Execution of Jews and suspected partisans in Tkhorivka

1 Killing site(s)

Kind of place before:
House
Memorials:
No
Period of occupation:
1941 - 1943
Number of victims:
16

Witness interview

Lidia L., born in 1927: “The activists often met in Maria’s house, a local woman, because it was located in an advantageous place near the surrounding forests. But Maria’s neighbor denounced them. One day, the Germans brought 15 men in a car. The victims were burned in Maria’s house along with Maria herself.” (Witness n°2931U, interviewed in Tkhorivka on August 19, 2021)

Historical note

Tkhorivka is a small village in the Kyiv region, located 100 km (62 miles) southwest of the capital, in central Ukraine. Before the war, it was inhabited by only a few Ukrainian villagers. There was a Jewish community in the nearby town of Skvyra, 8 km (5 miles) northwest of the village, where in 1939, 20% of the total population was Jewish.

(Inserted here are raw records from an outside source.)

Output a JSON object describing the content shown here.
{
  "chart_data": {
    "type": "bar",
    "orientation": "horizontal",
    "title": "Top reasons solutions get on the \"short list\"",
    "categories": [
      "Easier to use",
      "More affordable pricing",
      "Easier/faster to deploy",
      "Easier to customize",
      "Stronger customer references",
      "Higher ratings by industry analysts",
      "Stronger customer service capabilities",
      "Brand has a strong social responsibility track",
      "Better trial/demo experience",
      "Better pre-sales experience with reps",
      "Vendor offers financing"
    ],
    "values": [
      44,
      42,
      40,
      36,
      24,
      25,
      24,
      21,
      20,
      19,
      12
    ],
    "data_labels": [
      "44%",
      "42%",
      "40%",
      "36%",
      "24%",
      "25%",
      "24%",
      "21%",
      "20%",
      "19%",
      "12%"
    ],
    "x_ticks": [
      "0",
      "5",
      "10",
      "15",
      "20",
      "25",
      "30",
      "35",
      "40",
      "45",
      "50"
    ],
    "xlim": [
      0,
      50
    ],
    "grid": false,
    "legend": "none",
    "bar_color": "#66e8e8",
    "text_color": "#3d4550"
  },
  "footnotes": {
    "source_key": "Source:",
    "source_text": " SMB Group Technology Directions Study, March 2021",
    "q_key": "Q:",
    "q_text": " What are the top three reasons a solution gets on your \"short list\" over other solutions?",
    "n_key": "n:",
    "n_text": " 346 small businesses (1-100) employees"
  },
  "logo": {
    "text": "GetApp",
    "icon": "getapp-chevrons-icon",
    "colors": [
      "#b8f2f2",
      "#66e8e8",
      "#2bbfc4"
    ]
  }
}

Holocaust by bullets in figures

On June 22, 1941, the German army and their allies began their invasion of the USSR. Tkhorivka was occupied in mid-July. The German authorities appointed a starosta and local police. In the summer of 1943, the Germans brought 15 men suspected of being partisans to the village. They were taken to the house of Maria, a local resident, where they used to have meetings. The suspects and the Ukrainian woman were all burned alive inside. Unfortunately during our field research we were unable to establish for sure if the victims were Jewish or not. At the end of 1943, as Soviet troops approached, the Germans had the entire local population gather in front of the village church. The villagers were saved from mass execution by the intervention of one of the main local landowners with the German authorities.